# Fellow Profile: Matt Lafferty

**G-TEAMS Cohort:**2011-12-
**Graduate Program:**Mathematics -
**Teacher Partner:**David Romero -
**School:**Mountain View High School -
**Grade level:**9-12 -
**Topics:**Intermediate Algebra, Algebra II and College Ready Math

"As a mathematician, I would like to give students a broader perspective and better understanding of what mathematics is, and in doing so, hopefully impart some of my enthusiasm for the subject."

## Research Interests

Matt Lafferty is a graduate student in the Department of Mathematics at the University of Arizona. His research interests are in the area of algebraic number theory, specifically Iwasawa theory, modular forms and *L*-functions.

## Classroom Activities

Matt is working at Mountain View High School with David Romero. The focus of their partnership will be on creating exciting and interesting projects for the algebra and college ready math students that will allow them to utilize what they are learning in the classroom to solve real world problems. In addition, they hope to expose students to the broader world of mathematics, both its diverse areas of research and its history. Besides making lessons more fun and interesting, David and Matt hope this focus will:

- Increase student participation and interest in their math classes.
- Give students a better understanding of how mathematics is used to solve "real world" problems.
- Expose students to possible STEM careers.

## Lessons Learned

In the courses I have taught at the university level, I've had freshman and sophomore students that struggle with the course despite the fact that they did very well in their high school math classes. Being over a decade removed from my own high school math courses, my understanding of why students were having this difficulty and consequently my ability to address it was limited. This year at Mountain View has taught me a great deal about how mathematics is taught at the high school level, and given me some insight into why this transition from high school to college in mathematics can be difficult for some. This insight will be invaluable for my college level teaching in the future, as it will allow me to organize my classes in such a way that I can ease this transition as much as possible.
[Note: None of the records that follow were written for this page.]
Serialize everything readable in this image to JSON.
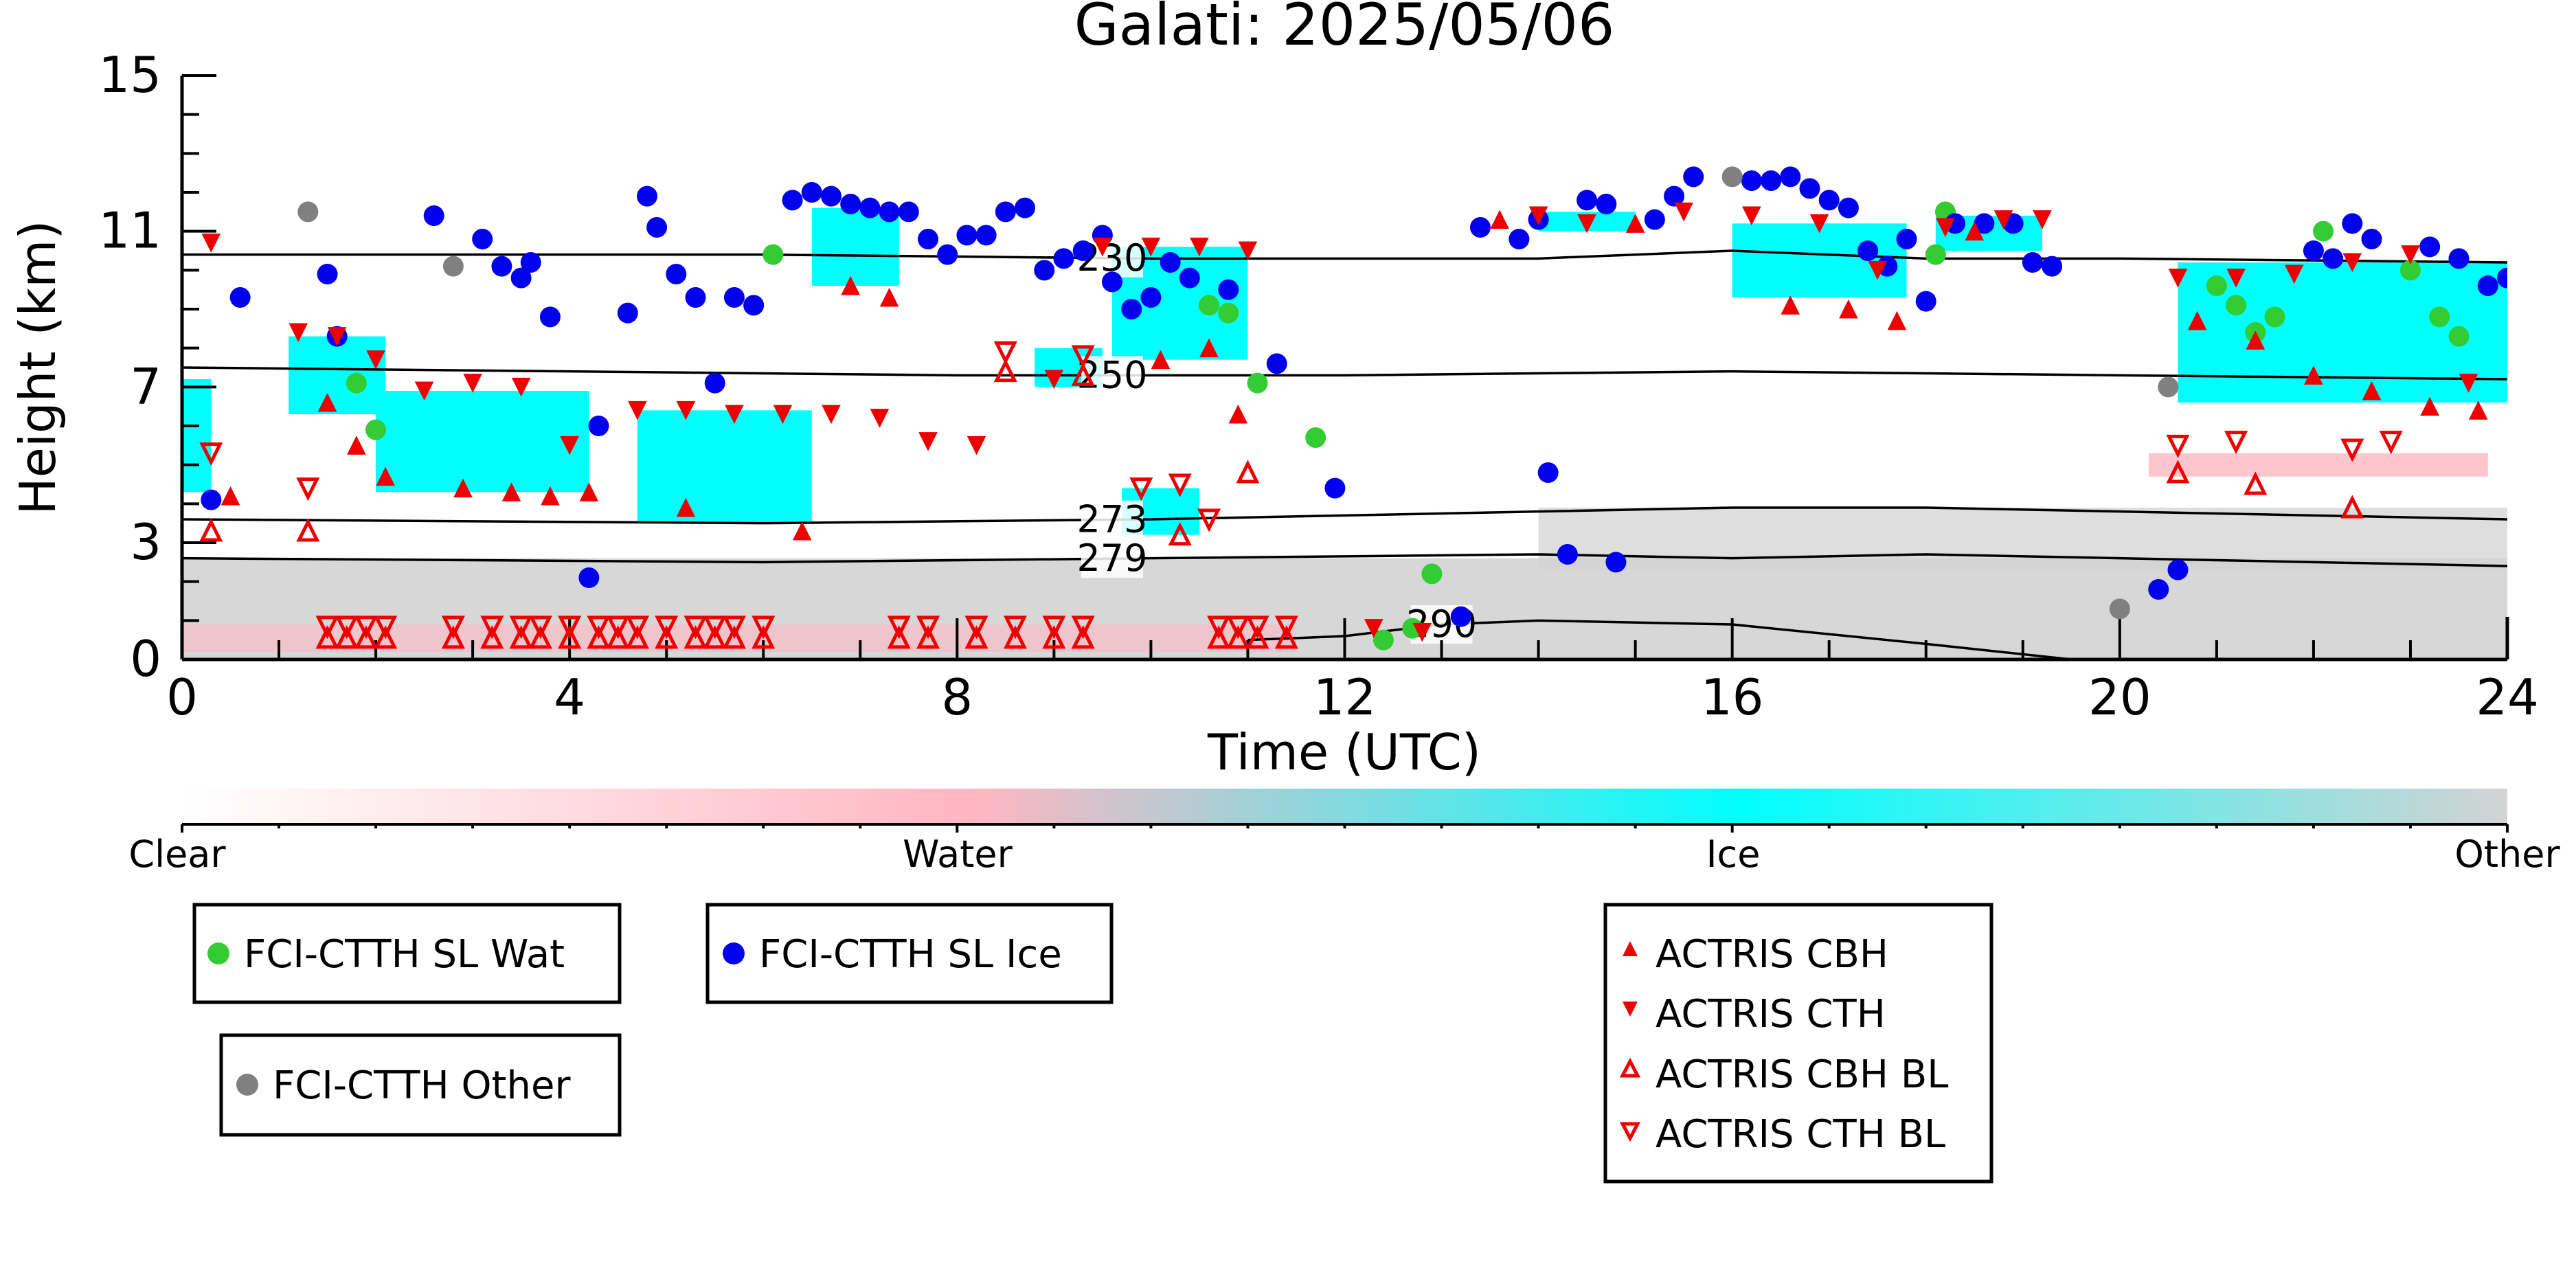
{
  "chart_data": {
    "type": "scatter",
    "title": "Galati: 2025/05/06",
    "xlabel": "Time (UTC)",
    "ylabel": "Height (km)",
    "xlim": [
      0,
      24
    ],
    "ylim": [
      0,
      15
    ],
    "x_ticks": [
      "0",
      "4",
      "8",
      "12",
      "16",
      "20",
      "24"
    ],
    "y_ticks": [
      "0",
      "3",
      "7",
      "11",
      "15"
    ],
    "colorbar": {
      "labels": [
        "Clear",
        "Water",
        "Ice",
        "Other"
      ],
      "colors": [
        "#ffffff",
        "#ffb6c1",
        "#00ffff",
        "#d3d3d3"
      ]
    },
    "isotherms": [
      {
        "label": "230",
        "x": [
          0,
          6,
          10,
          14,
          16,
          18,
          20,
          24
        ],
        "y": [
          10.4,
          10.4,
          10.3,
          10.3,
          10.5,
          10.3,
          10.3,
          10.2
        ]
      },
      {
        "label": "250",
        "x": [
          0,
          4,
          8,
          12,
          16,
          20,
          24
        ],
        "y": [
          7.5,
          7.4,
          7.3,
          7.3,
          7.4,
          7.3,
          7.2
        ]
      },
      {
        "label": "273",
        "x": [
          0,
          6,
          10,
          14,
          16,
          18,
          20,
          24
        ],
        "y": [
          3.6,
          3.5,
          3.6,
          3.8,
          3.9,
          3.9,
          3.8,
          3.6
        ]
      },
      {
        "label": "279",
        "x": [
          0,
          6,
          10,
          14,
          16,
          18,
          20,
          24
        ],
        "y": [
          2.6,
          2.5,
          2.6,
          2.7,
          2.6,
          2.7,
          2.6,
          2.4
        ]
      },
      {
        "label": "290",
        "x": [
          11,
          12,
          13,
          14,
          16,
          18,
          19.5
        ],
        "y": [
          0.5,
          0.6,
          0.9,
          1.0,
          0.9,
          0.4,
          0.0
        ]
      }
    ],
    "series": [
      {
        "name": "FCI-CTTH SL Wat",
        "color": "#33cc33",
        "x": [
          1.8,
          2.0,
          5.9,
          6.1,
          10.6,
          10.8,
          11.1,
          11.7,
          12.4,
          12.7,
          12.9,
          18.1,
          18.2,
          21.0,
          21.2,
          21.4,
          21.6,
          22.1,
          23.0,
          23.3,
          23.5
        ],
        "y": [
          7.1,
          5.9,
          9.1,
          10.4,
          9.1,
          8.9,
          7.1,
          5.7,
          0.5,
          0.8,
          2.2,
          10.4,
          11.5,
          9.6,
          9.1,
          8.4,
          8.8,
          11.0,
          10.0,
          8.8,
          8.3
        ]
      },
      {
        "name": "FCI-CTTH SL Ice",
        "color": "#0000ee",
        "x": [
          0.3,
          0.6,
          1.5,
          1.6,
          2.6,
          3.1,
          3.3,
          3.5,
          3.6,
          3.8,
          4.2,
          4.3,
          4.6,
          4.8,
          4.9,
          5.1,
          5.3,
          5.5,
          5.7,
          5.9,
          6.3,
          6.5,
          6.7,
          6.9,
          7.1,
          7.3,
          7.5,
          7.7,
          7.9,
          8.1,
          8.3,
          8.5,
          8.7,
          8.9,
          9.1,
          9.3,
          9.5,
          9.6,
          9.8,
          10.0,
          10.2,
          10.4,
          10.8,
          11.3,
          11.9,
          13.2,
          13.4,
          13.8,
          14.0,
          14.1,
          14.3,
          14.5,
          14.7,
          14.8,
          15.2,
          15.4,
          15.6,
          16.2,
          16.4,
          16.6,
          16.8,
          17.0,
          17.2,
          17.4,
          17.6,
          17.8,
          18.0,
          18.3,
          18.6,
          18.9,
          19.1,
          19.3,
          20.4,
          20.6,
          22.0,
          22.2,
          22.4,
          22.6,
          23.2,
          23.5,
          23.8,
          24.0
        ],
        "y": [
          4.1,
          9.3,
          9.9,
          8.3,
          11.4,
          10.8,
          10.1,
          9.8,
          10.2,
          8.8,
          2.1,
          6.0,
          8.9,
          11.9,
          11.1,
          9.9,
          9.3,
          7.1,
          9.3,
          9.1,
          11.8,
          12.0,
          11.9,
          11.7,
          11.6,
          11.5,
          11.5,
          10.8,
          10.4,
          10.9,
          10.9,
          11.5,
          11.6,
          10.0,
          10.3,
          10.5,
          10.9,
          9.7,
          9.0,
          9.3,
          10.2,
          9.8,
          9.5,
          7.6,
          4.4,
          1.1,
          11.1,
          10.8,
          11.3,
          4.8,
          2.7,
          11.8,
          11.7,
          2.5,
          11.3,
          11.9,
          12.4,
          12.3,
          12.3,
          12.4,
          12.1,
          11.8,
          11.6,
          10.5,
          10.1,
          10.8,
          9.2,
          11.2,
          11.2,
          11.2,
          10.2,
          10.1,
          1.8,
          2.3,
          10.5,
          10.3,
          11.2,
          10.8,
          10.6,
          10.3,
          9.6,
          9.8
        ]
      },
      {
        "name": "FCI-CTTH Other",
        "color": "#808080",
        "x": [
          1.3,
          2.8,
          16.0,
          20.0,
          20.5
        ],
        "y": [
          11.5,
          10.1,
          12.4,
          1.3,
          7.0
        ]
      },
      {
        "name": "ACTRIS CBH",
        "color": "#ee0000",
        "marker": "triangle-up-filled",
        "x": [
          0.5,
          1.5,
          1.8,
          2.1,
          2.9,
          3.4,
          3.8,
          4.2,
          5.2,
          6.4,
          6.9,
          7.3,
          10.1,
          10.6,
          10.9,
          13.6,
          15.0,
          16.6,
          17.2,
          17.7,
          18.5,
          20.8,
          21.4,
          22.0,
          22.6,
          23.2,
          23.7
        ],
        "y": [
          4.2,
          6.6,
          5.5,
          4.7,
          4.4,
          4.3,
          4.2,
          4.3,
          3.9,
          3.3,
          9.6,
          9.3,
          7.7,
          8.0,
          6.3,
          11.3,
          11.2,
          9.1,
          9.0,
          8.7,
          11.0,
          8.7,
          8.2,
          7.3,
          6.9,
          6.5,
          6.4
        ]
      },
      {
        "name": "ACTRIS CTH",
        "color": "#ee0000",
        "marker": "triangle-down-filled",
        "x": [
          0.3,
          1.2,
          1.6,
          2.0,
          2.5,
          3.0,
          3.5,
          4.0,
          4.7,
          5.2,
          5.7,
          6.2,
          6.7,
          7.2,
          7.7,
          8.2,
          9.0,
          9.5,
          10.0,
          10.5,
          11.0,
          12.3,
          12.8,
          14.0,
          14.5,
          15.5,
          16.2,
          16.9,
          17.5,
          18.2,
          18.8,
          19.2,
          20.6,
          21.2,
          21.8,
          22.4,
          23.0,
          23.6
        ],
        "y": [
          10.7,
          8.4,
          8.3,
          7.7,
          6.9,
          7.1,
          7.0,
          5.5,
          6.4,
          6.4,
          6.3,
          6.3,
          6.3,
          6.2,
          5.6,
          5.5,
          7.2,
          10.6,
          10.6,
          10.6,
          10.5,
          0.8,
          0.7,
          11.4,
          11.2,
          11.5,
          11.4,
          11.2,
          10.0,
          11.1,
          11.3,
          11.3,
          9.8,
          9.8,
          9.9,
          10.2,
          10.4,
          7.1
        ]
      },
      {
        "name": "ACTRIS CBH BL",
        "color": "#ee0000",
        "marker": "triangle-up-open",
        "x": [
          0.3,
          1.3,
          8.5,
          9.3,
          10.3,
          11.0,
          20.6,
          21.4,
          22.4
        ],
        "y": [
          3.3,
          3.3,
          7.4,
          7.3,
          3.2,
          4.8,
          4.8,
          4.5,
          3.9
        ],
        "bl_rows_y": [
          0.8,
          0.5
        ]
      },
      {
        "name": "ACTRIS CTH BL",
        "color": "#ee0000",
        "marker": "triangle-down-open",
        "x": [
          0.3,
          1.3,
          8.5,
          9.3,
          9.9,
          10.3,
          10.6,
          20.6,
          21.2,
          22.4,
          22.8
        ],
        "y": [
          5.3,
          4.4,
          7.9,
          7.8,
          4.4,
          4.5,
          3.6,
          5.5,
          5.6,
          5.4,
          5.6
        ]
      }
    ],
    "bl_marker_times": [
      1.5,
      1.7,
      1.9,
      2.1,
      2.8,
      3.2,
      3.5,
      3.7,
      4.0,
      4.3,
      4.5,
      4.7,
      5.0,
      5.3,
      5.5,
      5.7,
      6.0,
      7.4,
      7.7,
      8.2,
      8.6,
      9.0,
      9.3,
      10.7,
      10.9,
      11.1,
      11.4
    ],
    "legend": {
      "placement": "bottom",
      "boxes": [
        [
          "FCI-CTTH SL Wat"
        ],
        [
          "FCI-CTTH SL Ice"
        ],
        [
          "FCI-CTTH Other"
        ],
        [
          "ACTRIS CBH",
          "ACTRIS CTH",
          "ACTRIS CBH BL",
          "ACTRIS CTH BL"
        ]
      ]
    }
  }
}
For example, while most of the high school students that I have worked with have memorized the formulas relevant to a given topic, very few of them truly understand the underlying concept, much less where these formulas come from. Because of this they not only see mathematics as an exercise in memorizing arbitrary rules, they have a great deal of difficulty adapting what they've learned to situations not covered in the textbook. To combat this, I would motivate the material by first discussing the types of problems we seek to solve, while tying it to previously covered concepts. Not only will this give students some perspective of where the material fits relative to what they've previously learned, it gives them a context from which they can see why one would want to employ a given formula or technique. In addition, the problems covered in class and in the homework assignments would consider problems from different perspectives and in different contexts. The hope being that this will allow students to better see and understand the underlying mathematical concepts.

## Teaching Materials

- Graphing linear data (pdf) - Students were given several sets of data. They were asked to graph the data in whatever way they liked, and use this graph to write a paragraph summarizing the behavior of the data. In addition, students can find their own line of best fit and use this line to make predictions.
- The Monty Hall problem (keynote) - You are on a game show and are presented with three doors. Behind one of the doors is a pile of money, behind the other two are goats. The host asks you to choose a door. Before opening your chosen your door, the host opens one of the other doors to reveal a goat. The host then give you the choice of sticking with your original door choice or switching to the unopened door. What should you do? This is known as the Monty Hall problem, and the answer is not what most people expect. This is a fun way to introduce experimental versus theoretical probability.
- Quadratic functions (powerpoint) - A lesson introducing quadratic functions.
- Solving quadratic equations by taking square roots (keynote) - A lesson showing students how to solve quadratic equations using square roots.
- Chaos theory (keynote) - A presentation on the Mandelbrot set, which was tied into the section on complex numbers.